縦に飛翔する三連の矢の矢は下から順に打ち落とされ、その都度選定移動で移動するメイ。
最後の一本になった時、下から飛んできた矢を彼女は体で受け止めた。
少しでもシルビアとの間合いを近づけるため、あえてそうしたのだろう。
そこに天から落ちてくる雷を体全身に浴び、彼女はそのまま矢の勢いを利用し、シルビアに突き刺さった。

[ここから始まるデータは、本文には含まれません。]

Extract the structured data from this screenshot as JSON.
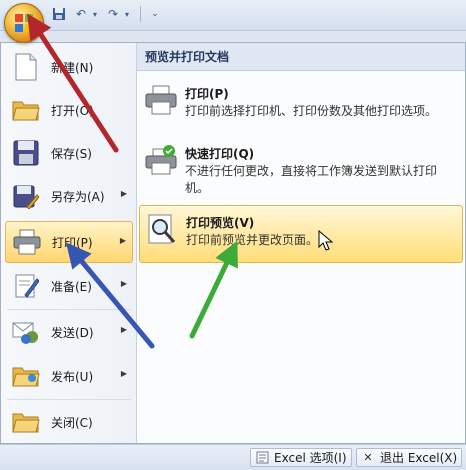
{
  "menu": {
    "left_items": [
      {
        "label": "新建(N)",
        "icon": "new-document-icon",
        "has_submenu": false
      },
      {
        "label": "打开(O)",
        "icon": "open-folder-icon",
        "has_submenu": false
      },
      {
        "label": "保存(S)",
        "icon": "save-disk-icon",
        "has_submenu": false
      },
      {
        "label": "另存为(A)",
        "icon": "save-as-icon",
        "has_submenu": true
      },
      {
        "label": "打印(P)",
        "icon": "printer-icon",
        "has_submenu": true,
        "active": true
      },
      {
        "label": "准备(E)",
        "icon": "prepare-icon",
        "has_submenu": true
      },
      {
        "label": "发送(D)",
        "icon": "send-icon",
        "has_submenu": true
      },
      {
        "label": "发布(U)",
        "icon": "publish-icon",
        "has_submenu": true
      },
      {
        "label": "关闭(C)",
        "icon": "close-folder-icon",
        "has_submenu": false
      }
    ],
    "panel": {
      "header": "预览并打印文档",
      "items": [
        {
          "title": "打印(P)",
          "desc": "打印前选择打印机、打印份数及其他打印选项。",
          "icon": "printer-icon"
        },
        {
          "title": "快速打印(Q)",
          "desc": "不进行任何更改，直接将工作簿发送到默认打印机。",
          "icon": "quick-print-icon"
        },
        {
          "title": "打印预览(V)",
          "desc": "打印前预览并更改页面。",
          "icon": "print-preview-icon",
          "active": true
        }
      ]
    }
  },
  "bottom": {
    "options_label": "Excel 选项(I)",
    "exit_label": "退出 Excel(X)"
  },
  "colors": {
    "highlight": "#ffd66f",
    "arrow_red": "#b3262b",
    "arrow_blue": "#3656b4",
    "arrow_green": "#3cab3a"
  }
}
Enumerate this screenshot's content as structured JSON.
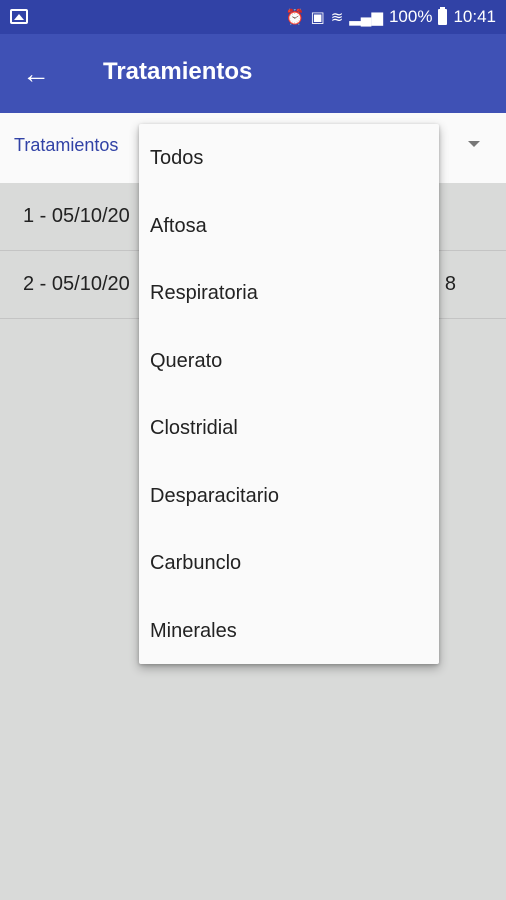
{
  "status_bar": {
    "icons": [
      "gallery-icon",
      "alarm-icon",
      "nfc-icon",
      "wifi-icon",
      "signal-icon"
    ],
    "battery": "100%",
    "time": "10:41"
  },
  "app_bar": {
    "back_icon": "arrow-left-icon",
    "title": "Tratamientos"
  },
  "filter": {
    "label": "Tratamientos"
  },
  "list": {
    "rows": [
      {
        "text": "1 - 05/10/20",
        "right": ""
      },
      {
        "text": "2 - 05/10/20",
        "right": "8"
      }
    ]
  },
  "dropdown": {
    "items": [
      "Todos",
      "Aftosa",
      "Respiratoria",
      "Querato",
      "Clostridial",
      "Desparacitario",
      "Carbunclo",
      "Minerales"
    ]
  },
  "colors": {
    "status_bar": "#3142a6",
    "app_bar": "#3f51b5",
    "accent_text": "#3142a6",
    "background": "#d9dad9"
  }
}
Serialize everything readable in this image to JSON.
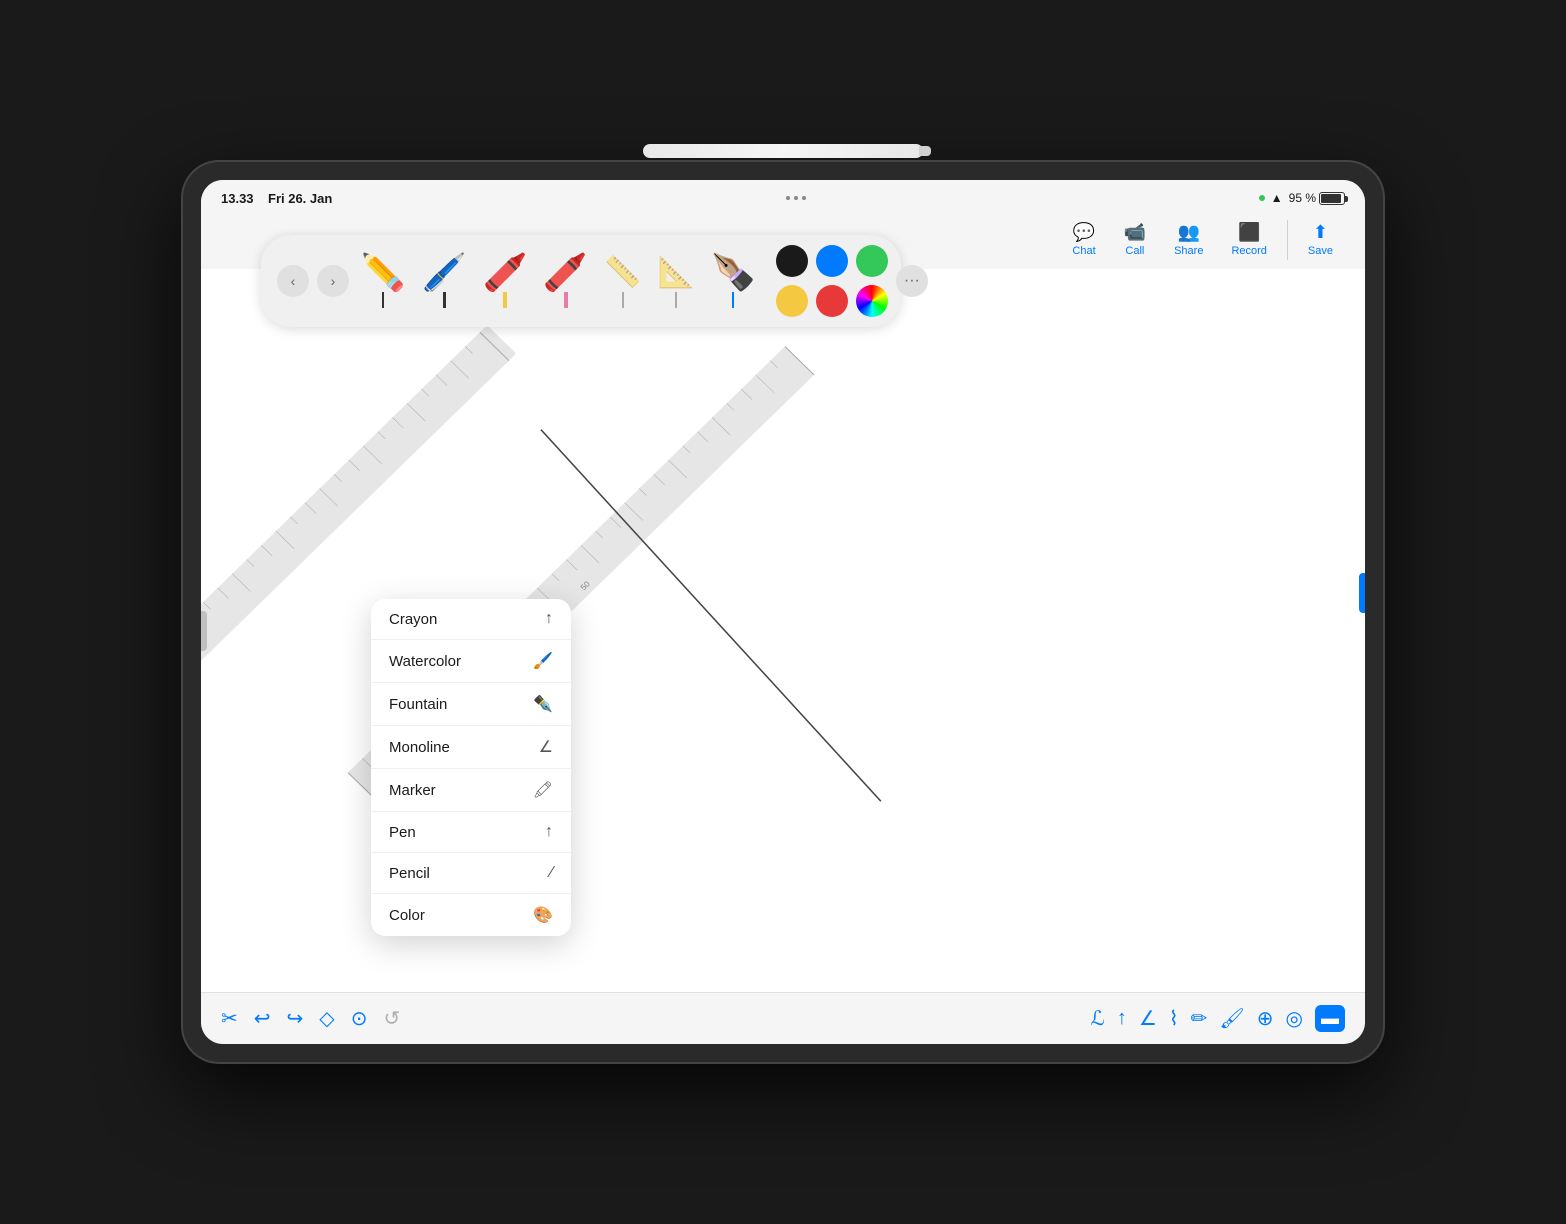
{
  "device": {
    "pencil_alt": "Apple Pencil"
  },
  "status_bar": {
    "time": "13.33",
    "date": "Fri 26. Jan",
    "battery_percent": "95 %"
  },
  "toolbar": {
    "chat_label": "Chat",
    "call_label": "Call",
    "share_label": "Share",
    "record_label": "Record",
    "save_label": "Save"
  },
  "pen_toolbar": {
    "back_label": "←",
    "forward_label": "→",
    "more_label": "···",
    "tools": [
      {
        "name": "pencil-tool",
        "icon": "✏️",
        "line_color": "#333"
      },
      {
        "name": "pen-tool",
        "icon": "🖊️",
        "line_color": "#333"
      },
      {
        "name": "marker-tool-yellow",
        "icon": "🖍️",
        "line_color": "#f5c842"
      },
      {
        "name": "marker-tool-pink",
        "icon": "🖍️",
        "line_color": "#e87ba8"
      },
      {
        "name": "ruler-tool-1",
        "icon": "📏"
      },
      {
        "name": "ruler-tool-2",
        "icon": "📐"
      },
      {
        "name": "pen-blue-tool",
        "icon": "🖊️",
        "line_color": "#007aff"
      }
    ],
    "colors": {
      "row1": [
        "#1a1a1a",
        "#007aff",
        "#34c759"
      ],
      "row2": [
        "#f5c842",
        "#e8393a",
        "#bf6af2"
      ]
    }
  },
  "context_menu": {
    "items": [
      {
        "label": "Crayon",
        "icon": "✏️"
      },
      {
        "label": "Watercolor",
        "icon": "🖌️"
      },
      {
        "label": "Fountain",
        "icon": "✒️"
      },
      {
        "label": "Monoline",
        "icon": "∕"
      },
      {
        "label": "Marker",
        "icon": "🖍"
      },
      {
        "label": "Pen",
        "icon": "✒"
      },
      {
        "label": "Pencil",
        "icon": "/"
      },
      {
        "label": "Color",
        "icon": "🎨"
      }
    ]
  },
  "bottom_toolbar": {
    "left_icons": [
      {
        "name": "scissors-icon",
        "symbol": "✂️"
      },
      {
        "name": "undo-icon",
        "symbol": "↩"
      },
      {
        "name": "redo-icon",
        "symbol": "↪"
      },
      {
        "name": "eraser-icon",
        "symbol": "⌫"
      },
      {
        "name": "lasso-icon",
        "symbol": "⭕"
      },
      {
        "name": "action-icon",
        "symbol": "↩️"
      }
    ],
    "right_icons": [
      {
        "name": "calligraphy-icon",
        "symbol": "𝓐"
      },
      {
        "name": "pen2-icon",
        "symbol": "✒"
      },
      {
        "name": "angle-icon",
        "symbol": "∠"
      },
      {
        "name": "marker2-icon",
        "symbol": "🖍"
      },
      {
        "name": "fountain-icon",
        "symbol": "✏"
      },
      {
        "name": "brush-icon",
        "symbol": "🖌"
      },
      {
        "name": "eyedropper-icon",
        "symbol": "💉"
      },
      {
        "name": "palette-icon",
        "symbol": "🎨"
      },
      {
        "name": "layers-icon",
        "symbol": "▬",
        "active": true
      }
    ]
  }
}
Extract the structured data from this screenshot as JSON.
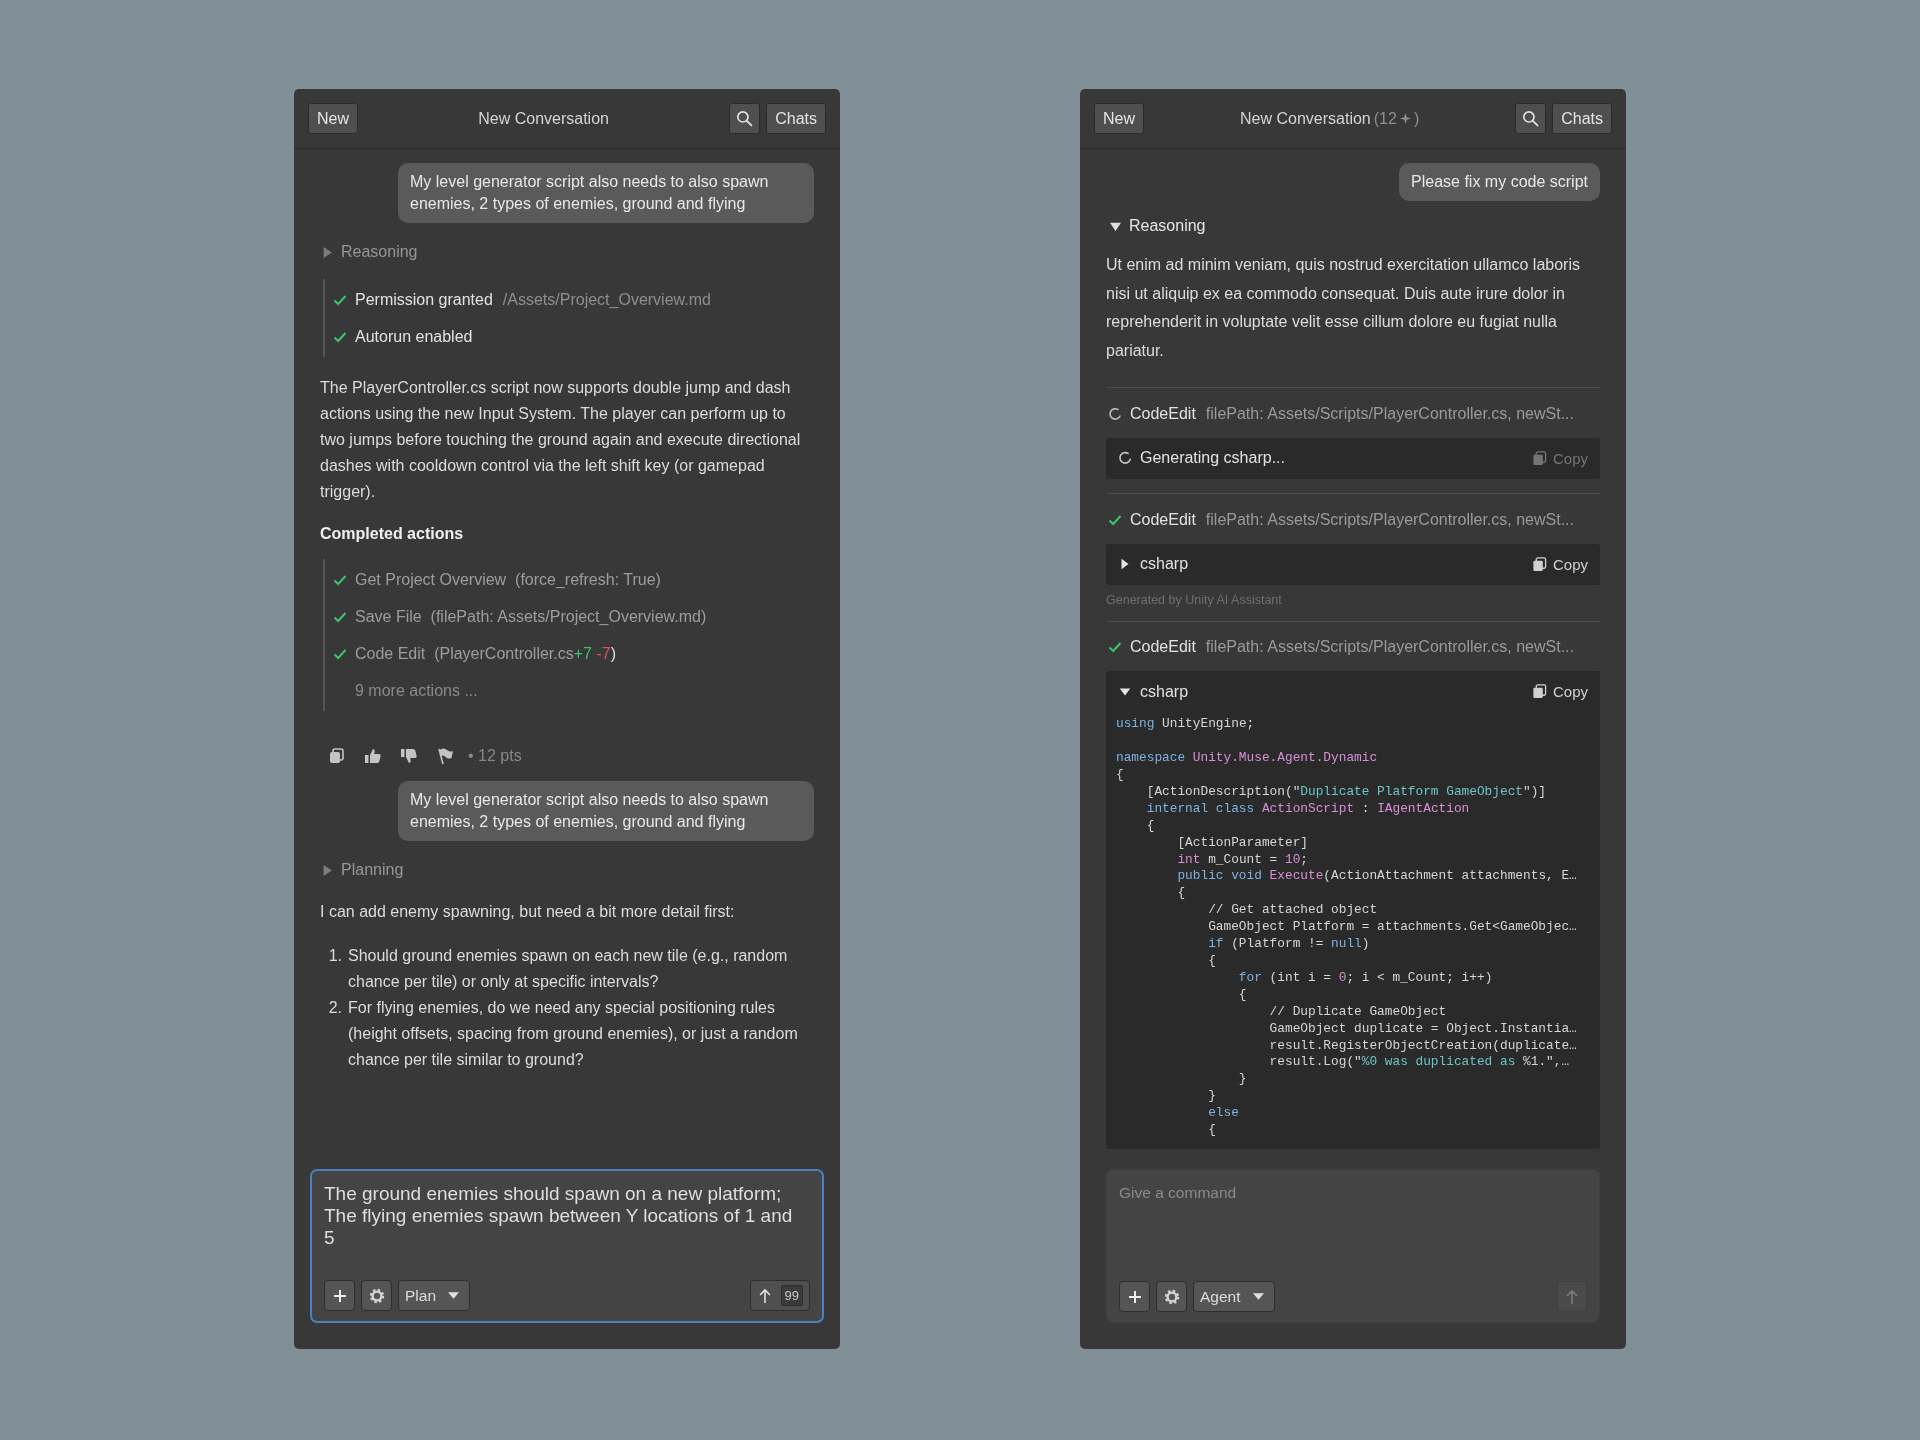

雷と矢で麻痺し動けない状態になったシルビア、下から遅れて跳躍した穹牙獣の牙がメイもろとも切り裂いた。
逃げ場を失った天の雷鳴は、穹牙獣を次ぎの獲物と捉え、襲いかかる。
飛散したシルビア、メイと共に光源に包まれた。
程なくして爆風は収まり、無数の傷跡から血を流すミーサが目にしたものとは、呆れるほど何も無い山肌だった。
爆発が起ったその直下では無くなるどころか深く抉れ、穴が出来てきた。
ミーサが流す涙に血が交じり、赤い雫が乾いた砂塵に落ちる。
赤に染まった大地は、時折吹く風に上書きされ、落ちては又消され、それを繰り返す。
「……メイ、シンフォニー……グレン……」
悲しみ俯く彼女の元に、ロングボーを持ったシンフォニーが現れた。
◆
地面から振動を感じたアントニー王妃は動きを止め、周囲をしきりに見渡していた。
頭にかかる砂埃を叩くことなく、再び体を引きずり、手を伸ばす。
「痛っ……」
何かが手に当たり、慌てて引っ込める。
怯えるその仕草からは、そこに壁があることが分からない様子だった。
引っ込めた腕をそっと伸ばし、手が当たった辺りで壁に触れた。
「なに……この感触……」
初めて触るその感触に王妃は眉をひそめ、今度は両手を伸ばし壁に持たれるようにしながら立ち上がった。
そのままの体勢で、少しため息をついた王妃。
「ここから脱出しないと……」
壁に両手を沿わせながらゆっくりと歩き出した。
そこがダンジョンの最下層に作られた巨大な魔法陣の中心だということを、彼女はまだ知らずにいた。